Whether or not anyone has actually been turned to stone, it’s hard to say. There were certainly no surprised looking Glaswegians frozen in statue form when I went to visit the Southern Necropolis last spring. The stare of the White Lady must also be a long one, given the size of the cemetery. It took a good while to find the statue, made difficult by the fact it was stashed behind an overgrown bush. The neglect of the grave, presumably down to the fact the family are probably long gone, adds certain poignancy to the tale. It certainly looks like a grave that would have a ghost!
However, despite all my best efforts, the statue didn’t move its head and remained decidedly still. I’ve also yet to turn to stone. If anything, the story of the White Lady has to be one of Glasgow’s typical shaggy dug tales, probably created by the children who lived in the tenements that used to surround the cemetery. After all, it was the fertile imaginations of those same children (aided in by a US horror comic) that came up with the seven foot vampire lurking amongst the grave stones which sparked the 1953 hunt.

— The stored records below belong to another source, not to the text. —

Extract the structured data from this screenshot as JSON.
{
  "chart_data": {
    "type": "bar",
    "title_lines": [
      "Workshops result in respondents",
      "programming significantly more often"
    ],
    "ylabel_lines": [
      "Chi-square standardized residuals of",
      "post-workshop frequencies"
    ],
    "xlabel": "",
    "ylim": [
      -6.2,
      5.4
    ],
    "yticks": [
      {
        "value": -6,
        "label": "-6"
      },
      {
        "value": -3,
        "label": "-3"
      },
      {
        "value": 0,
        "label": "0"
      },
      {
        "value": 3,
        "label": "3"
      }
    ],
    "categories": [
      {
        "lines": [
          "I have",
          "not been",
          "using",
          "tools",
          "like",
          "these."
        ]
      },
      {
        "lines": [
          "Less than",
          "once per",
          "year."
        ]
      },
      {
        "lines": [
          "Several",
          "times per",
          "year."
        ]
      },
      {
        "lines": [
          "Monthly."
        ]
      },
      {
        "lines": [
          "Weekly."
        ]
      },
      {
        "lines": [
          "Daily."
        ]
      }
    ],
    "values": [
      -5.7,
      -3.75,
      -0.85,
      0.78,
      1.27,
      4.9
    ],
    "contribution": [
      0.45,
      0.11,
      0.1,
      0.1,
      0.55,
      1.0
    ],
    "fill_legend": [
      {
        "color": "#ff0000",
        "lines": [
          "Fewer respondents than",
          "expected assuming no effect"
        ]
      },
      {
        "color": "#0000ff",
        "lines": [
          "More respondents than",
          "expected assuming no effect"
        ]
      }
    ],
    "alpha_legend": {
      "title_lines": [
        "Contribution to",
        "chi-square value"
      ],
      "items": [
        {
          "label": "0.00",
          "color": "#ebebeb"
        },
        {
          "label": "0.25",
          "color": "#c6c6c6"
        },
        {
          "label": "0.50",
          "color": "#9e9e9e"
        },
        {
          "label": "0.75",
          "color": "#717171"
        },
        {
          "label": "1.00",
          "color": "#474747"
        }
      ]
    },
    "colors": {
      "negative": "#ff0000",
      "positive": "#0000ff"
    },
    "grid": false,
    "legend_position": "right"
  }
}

Dixon’s Blazes iron foundry used to be situated behind the cemetery until the mid 20th century. This caused the cemetery to be lit up with a red backdrop every night as the foundry worked 24/7. That would definitely be enough to inspire lurid tales from young fertile imaginations. These days it’s not as spectacular – the foundry has been replaced by a dull business park, whilst the tenements that used to surround the Southern Necropolis were razed in the 1960s. Other than strange stories surrounding an angel statue which hangs from a nearby apartment complex, The Gorbals are rather dull in comparison to the district’s heyday.